Cardiac Sarcoma Treatment & Management

Updated: Sep 21, 2023
  • Author: John H Raaf, MD, PhD; Chief Editor: Eric H Yang, MD  more...
  • Print

Approach Considerations

Complete surgical excision remains the mainstay of therapy for primary cardiac sarcoma, followed by radiotherapy with or without sequential chemotherapy. Chemotherapy regimens containing anthracyclines, ifosfamide, or taxanes have been reported. [22]

Neoadjuvant chemotherapy may also be considered. In one case report, preoperative chemotherapy reduced the size of an unresectable undifferentiated cardiac sarcoma, allowing complete resection of residual tumor. [23]  In a case series of 44 patients with primary right-sided sarcomas, the addition of neoadjuvant chemotherapy increased survival from 9.5 months to 20 months. [24]

Multimodality therapy has proved most effective. In a retrospective chart review, patients who received multimodality treatment (any combination of surgery, radiation therapy, and chemotherapy) had an estimated median survival of 36.5 months compared with 14.1 months for patients treated with surgery, radiation therapy, or chemotherapy only (P=0.05). [15]


Surgical Care

Cardiac sarcoma is rarely cured, but prolonged survival or significant palliation is possible with surgical resection. [25, 26] Exploration with biopsy yields tissue for histologic diagnosis and assessment of the gross extent of the tumor.

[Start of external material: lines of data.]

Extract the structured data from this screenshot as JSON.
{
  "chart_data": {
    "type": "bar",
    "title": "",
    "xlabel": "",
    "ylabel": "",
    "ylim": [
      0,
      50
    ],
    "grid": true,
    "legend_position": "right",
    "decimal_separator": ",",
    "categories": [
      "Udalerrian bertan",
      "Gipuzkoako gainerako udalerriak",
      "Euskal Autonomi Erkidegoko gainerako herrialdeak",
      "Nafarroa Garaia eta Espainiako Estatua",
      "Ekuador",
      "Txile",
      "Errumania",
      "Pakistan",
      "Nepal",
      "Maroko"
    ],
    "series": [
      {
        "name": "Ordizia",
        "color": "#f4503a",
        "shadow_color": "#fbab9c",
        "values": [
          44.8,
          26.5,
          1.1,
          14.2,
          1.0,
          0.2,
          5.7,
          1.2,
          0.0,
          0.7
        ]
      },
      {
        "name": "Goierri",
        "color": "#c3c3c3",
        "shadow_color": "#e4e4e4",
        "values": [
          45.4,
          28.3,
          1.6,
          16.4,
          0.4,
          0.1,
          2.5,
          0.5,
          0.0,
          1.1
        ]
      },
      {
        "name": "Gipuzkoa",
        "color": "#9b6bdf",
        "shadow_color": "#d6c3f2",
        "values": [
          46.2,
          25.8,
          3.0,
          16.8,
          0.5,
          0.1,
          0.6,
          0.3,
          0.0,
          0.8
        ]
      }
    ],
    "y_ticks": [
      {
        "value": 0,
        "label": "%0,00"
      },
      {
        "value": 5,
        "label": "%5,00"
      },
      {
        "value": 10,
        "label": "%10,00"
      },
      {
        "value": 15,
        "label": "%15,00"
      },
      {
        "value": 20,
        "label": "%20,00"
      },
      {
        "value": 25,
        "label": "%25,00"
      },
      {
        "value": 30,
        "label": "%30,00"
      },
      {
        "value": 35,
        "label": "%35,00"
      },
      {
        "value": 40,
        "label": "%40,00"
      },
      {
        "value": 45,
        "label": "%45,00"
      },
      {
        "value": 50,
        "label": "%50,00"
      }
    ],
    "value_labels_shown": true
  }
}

The role of orthotopic heart transplantation for malignant cardiac tumors continues to be debated. [27, 28, 29, 30] In a study of 46 patients who underwent orthotopic heart transplantation for unresectable primary cardiac sarcoma, median survival in those with angiosarcoma (the most common histologic type) was 9 months, versus 36 months in the patients with other histologic types (P = 0.002). Additionally, in patients with angiosarcoma, median survival in patients who received palliative care only was similar to that in patients who underwent transplantation (8 vs 9 months; P = 0.768). [31]

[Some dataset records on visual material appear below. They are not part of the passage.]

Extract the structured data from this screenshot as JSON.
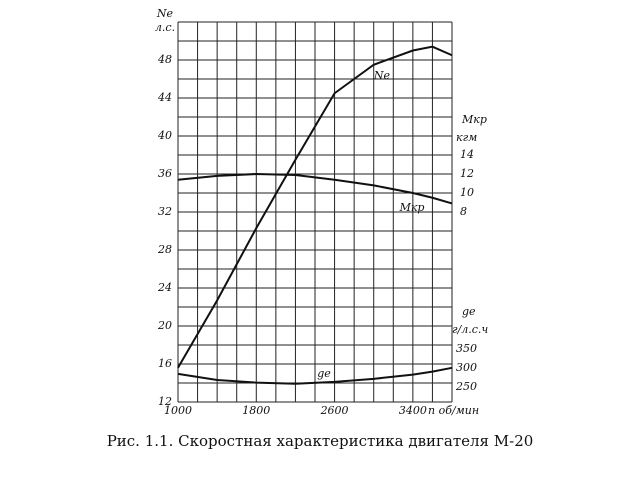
{
  "chart_data": {
    "type": "line",
    "caption": "Рис. 1.1. Скоростная характеристика двигателя М-20",
    "y_title": [
      "Ne",
      "л.с."
    ],
    "y2_title": [
      "Mкр",
      "кгм"
    ],
    "y3_title": [
      "ge",
      "г/л.с.ч"
    ],
    "x_title": "n об/мин",
    "x": [
      1000,
      1400,
      1800,
      2200,
      2600,
      3000,
      3400,
      3600,
      3800
    ],
    "xlim": [
      1000,
      3800
    ],
    "xticks": [
      1000,
      1800,
      2600,
      3400
    ],
    "x_gridlines": [
      1000,
      1200,
      1400,
      1600,
      1800,
      2000,
      2200,
      2400,
      2600,
      2800,
      3000,
      3200,
      3400,
      3600,
      3800
    ],
    "ylim": [
      12,
      52
    ],
    "yticks": [
      12,
      16,
      20,
      24,
      28,
      32,
      36,
      40,
      44,
      48
    ],
    "y_gridlines": [
      12,
      14,
      16,
      18,
      20,
      22,
      24,
      26,
      28,
      30,
      32,
      34,
      36,
      38,
      40,
      42,
      44,
      46,
      48,
      50,
      52
    ],
    "y2lim": [
      -12,
      28
    ],
    "y2ticks": [
      8,
      10,
      12,
      14
    ],
    "y3lim": [
      210,
      1210
    ],
    "y3ticks": [
      250,
      300,
      350
    ],
    "grid": true,
    "series": [
      {
        "name": "Ne",
        "axis": "y",
        "color": "#111111",
        "values": [
          15.6,
          22.7,
          30.3,
          37.5,
          44.5,
          47.5,
          49.0,
          49.4,
          48.5
        ]
      },
      {
        "name": "Mкр",
        "axis": "y2",
        "color": "#111111",
        "values": [
          11.4,
          11.8,
          12.0,
          11.9,
          11.4,
          10.8,
          10.0,
          9.5,
          8.9
        ]
      },
      {
        "name": "ge",
        "axis": "y3",
        "color": "#111111",
        "values": [
          284,
          268,
          261,
          258,
          263,
          271,
          282,
          290,
          300
        ]
      }
    ]
  }
}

Bench surgery (explantation and autotransplantation of the heart) may aid in achieving more complete tumor resection. [32, 33, 34]

Complete or partial excision of primary or metastatic cardiac sarcoma can provide hemodynamic improvement and relief from congestive heart failure. Alternatively, a pericardial window or pericardiectomy may ameliorate symptoms.

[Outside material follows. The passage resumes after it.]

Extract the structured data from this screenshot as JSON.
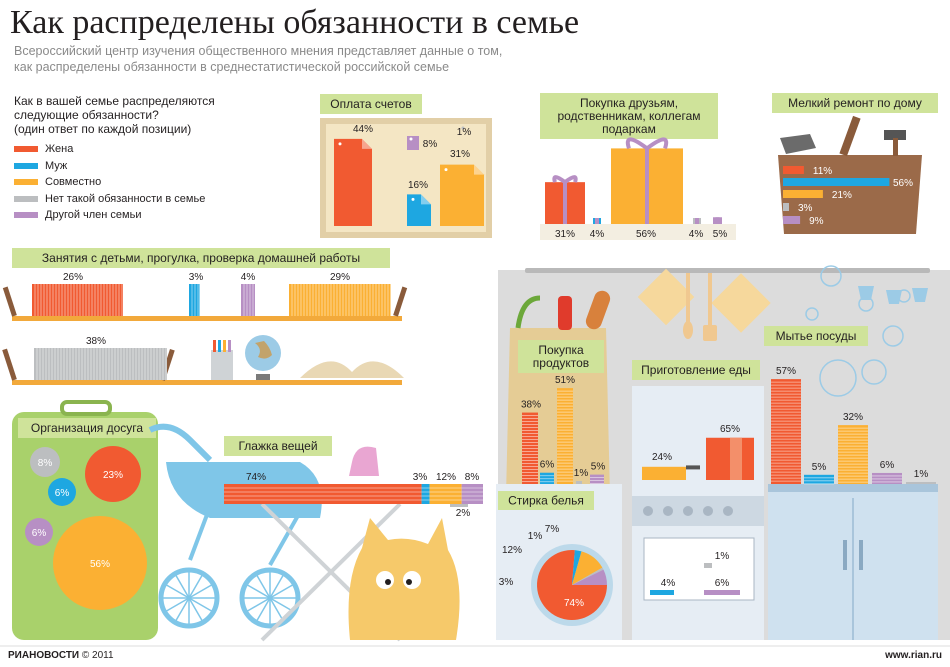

Postsurgical radiation and chemotherapy have not proven consistently beneficial. However, adjuvant radiation or chemotherapy can be beneficial in ameliorating symptoms and improving quality of life.



Long-Term Monitoring

No specific guidelines for follow-up care have been established; however, because of the low postoperative survival rate (median survival, 6 mo), pay careful attention postoperatively to the patient's cardiopulmonary status and overall physical state.